The distribution of RAB39B (RNA and protein) in cortical and midbrain regions could potentially explain the wide spectrum of clinical features that have been observed in individuals with mutations in RAB39B. Specifically, the function(s) of RAB39B in cortical and hippocampal regions are likely to be associated with the development of cognitive impairment, whilst its function(s) in the SNpc could be linked to the development of parkinsonism. Consistent with the mouse data reported herein, we have recently demonstrated substantial steady-state levels of RAB39B in human cortex, hippocampus and substantia nigra [14]. These observations suggest the mouse represents an appropriate model for further studies to investigate the pathological mechanisms underlying parkinsonism and cognitive dysfunction in RAB39B-mediated disease. Whilst the role of RAB39B in cognitive function is relatively well established, a specific role in the pathogenesis of parkinsonism is yet to be elucidated. Therefore, additional investigations into the distribution of RAB39B in other human brain regions affected in parkinsonism beyond the SN and CPu could help define its role in disease mechanisms.

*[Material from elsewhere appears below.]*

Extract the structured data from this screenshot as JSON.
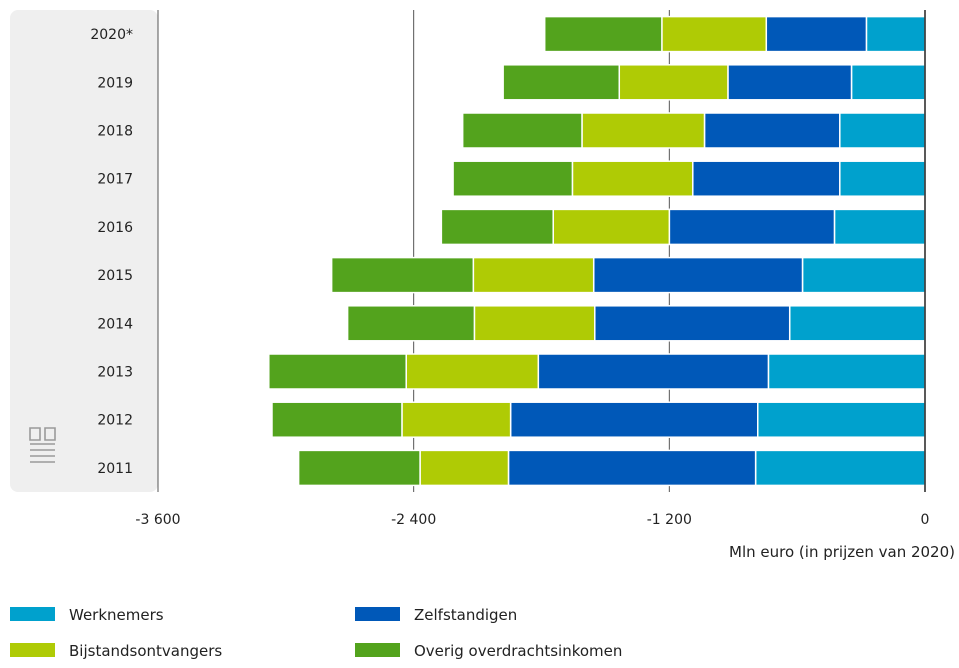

The abundance of RAB39B protein in neuronal somas is suggestive of a role for RAB39B in trafficking events in the cell body as opposed to axonal projections and neuronal synapses. This hypothesis is supported by the lack of RAB39B localized to dopaminergic synapses in the striatum by ISH and IHC. To date, the intracellular localization of endogenous RAB39B has not been well defined in vitro or in vivo. However, one study investigated the intracellular localization of RAB39B using neural differentiated PC12 and SK-N-BE [2] C cells overexpressing RAB39B. Immunofluorescent microscopy showed that wildtype RAB39B could be observed throughout the cytoplasm of cell bodies, at the plasma membranes and at neuritic processes [15]. In order to definitively define the specific intracellular localization of endogenous RAB39B, further studies are required, which will be facilitated by the mouse models generated in this study, in addition to previously generated stem cell models [13].

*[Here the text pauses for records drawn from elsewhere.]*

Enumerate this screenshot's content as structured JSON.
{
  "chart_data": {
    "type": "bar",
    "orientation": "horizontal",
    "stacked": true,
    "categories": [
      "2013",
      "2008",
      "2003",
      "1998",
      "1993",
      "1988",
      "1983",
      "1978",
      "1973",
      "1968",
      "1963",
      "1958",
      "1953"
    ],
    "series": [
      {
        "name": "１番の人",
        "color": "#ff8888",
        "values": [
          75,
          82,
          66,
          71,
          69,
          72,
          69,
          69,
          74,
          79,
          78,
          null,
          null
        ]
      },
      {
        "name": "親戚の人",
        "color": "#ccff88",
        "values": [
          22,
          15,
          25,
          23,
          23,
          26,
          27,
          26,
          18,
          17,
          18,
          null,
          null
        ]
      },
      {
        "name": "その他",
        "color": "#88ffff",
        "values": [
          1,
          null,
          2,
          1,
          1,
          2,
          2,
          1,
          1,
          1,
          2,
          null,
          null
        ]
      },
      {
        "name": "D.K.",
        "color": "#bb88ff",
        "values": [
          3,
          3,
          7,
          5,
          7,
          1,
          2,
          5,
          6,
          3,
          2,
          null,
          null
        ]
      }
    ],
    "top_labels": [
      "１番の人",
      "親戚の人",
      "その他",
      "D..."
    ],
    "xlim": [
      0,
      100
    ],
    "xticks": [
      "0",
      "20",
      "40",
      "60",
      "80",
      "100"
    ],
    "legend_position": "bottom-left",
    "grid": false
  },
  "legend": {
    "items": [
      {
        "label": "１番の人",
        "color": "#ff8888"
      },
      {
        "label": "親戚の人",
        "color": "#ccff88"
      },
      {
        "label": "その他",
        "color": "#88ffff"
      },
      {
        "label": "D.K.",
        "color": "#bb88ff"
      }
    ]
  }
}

In conclusion, we have expanded on current knowledge of the distribution of RAB39B in mouse brain, and demonstrated that neuronal localization of the endogenous protein is not limited to cortical regions as has been previously reported. Further, we generated and validated monoclonal antibodies for RAB39B and mouse models with KO of Rab39b. Ongoing studies are now investigating the subcellular localization of RAB39B and testing the behavioral and biochemical phenotypes observed in aged KO mice. These novel resources represent valuable tools for future investigations into the physiological function(s) of RAB39B and its role in human disease states.